Nos anos 1950, havia certos filmes e cineastas que tinham um impacto dramático nos espectadores, nas possibilidades do cinema, no que podiam fazer e até onde podiam ir. Havia Kurosawa, com Rashomon (1950) e Os Sete Samurais (1954). Havia Fellini, com Noites de Cabíria (1957) e A Estrada da Vida (1954). Havia Satyajit Ray com a trilogia Apu. Havia os filmes russos como Quando Voam as Cegonhas (1957). E havia Bergman. É impossível superestimar o efeito que esses filmes tinham nas pessoas. Não que Bergman tenha sido o primeiro artista a confrontar temas sérios. Mas ele havia trabalhado com uma linguagem simbólica e emocional que era séria e acessível. Ele era jovem, impunha um ritmo incrível, mas tratava de memória, de velhice, da realidade da morte, da realidade da crueldade, e fazia tudo de forma tão vívida, tão dramática.

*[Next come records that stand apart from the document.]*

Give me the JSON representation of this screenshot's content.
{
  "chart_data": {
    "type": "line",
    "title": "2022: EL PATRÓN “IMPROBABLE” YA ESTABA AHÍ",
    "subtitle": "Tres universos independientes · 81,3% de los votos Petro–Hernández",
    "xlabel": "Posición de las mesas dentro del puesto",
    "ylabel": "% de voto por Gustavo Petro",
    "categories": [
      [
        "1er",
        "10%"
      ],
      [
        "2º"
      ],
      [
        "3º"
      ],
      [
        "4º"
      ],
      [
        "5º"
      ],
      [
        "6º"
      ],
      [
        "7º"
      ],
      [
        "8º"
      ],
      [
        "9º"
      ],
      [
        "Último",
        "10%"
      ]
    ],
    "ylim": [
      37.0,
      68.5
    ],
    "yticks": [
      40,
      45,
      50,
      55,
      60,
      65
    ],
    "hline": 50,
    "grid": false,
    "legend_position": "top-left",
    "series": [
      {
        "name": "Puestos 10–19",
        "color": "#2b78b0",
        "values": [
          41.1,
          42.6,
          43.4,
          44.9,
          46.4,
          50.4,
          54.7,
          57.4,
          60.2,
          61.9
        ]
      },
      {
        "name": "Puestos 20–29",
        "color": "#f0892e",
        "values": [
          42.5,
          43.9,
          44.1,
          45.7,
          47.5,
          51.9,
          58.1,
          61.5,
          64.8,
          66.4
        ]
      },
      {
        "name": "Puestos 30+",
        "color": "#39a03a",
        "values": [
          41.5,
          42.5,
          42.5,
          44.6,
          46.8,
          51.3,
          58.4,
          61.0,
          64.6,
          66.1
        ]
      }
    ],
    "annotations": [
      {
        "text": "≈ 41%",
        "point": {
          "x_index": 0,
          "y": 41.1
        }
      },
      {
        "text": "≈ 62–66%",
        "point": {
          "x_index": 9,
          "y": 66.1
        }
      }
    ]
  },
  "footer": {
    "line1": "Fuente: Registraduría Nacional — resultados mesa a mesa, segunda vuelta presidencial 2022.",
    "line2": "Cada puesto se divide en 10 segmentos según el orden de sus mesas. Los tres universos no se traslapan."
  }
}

A conexão de Bergman com o público era um pouco como a de Hitchcock – direta, imediata.

Martin Scorsese, cineasta, em entrevista a Stig Björkman (íntegra da entrevista feita em 2010 para o documentário …Mas o cinema é minha amante, publicada no catálogo da mostra Ingmar Bergman, de 2012, do Centro Cultural Banco do Brasil; pg. 197).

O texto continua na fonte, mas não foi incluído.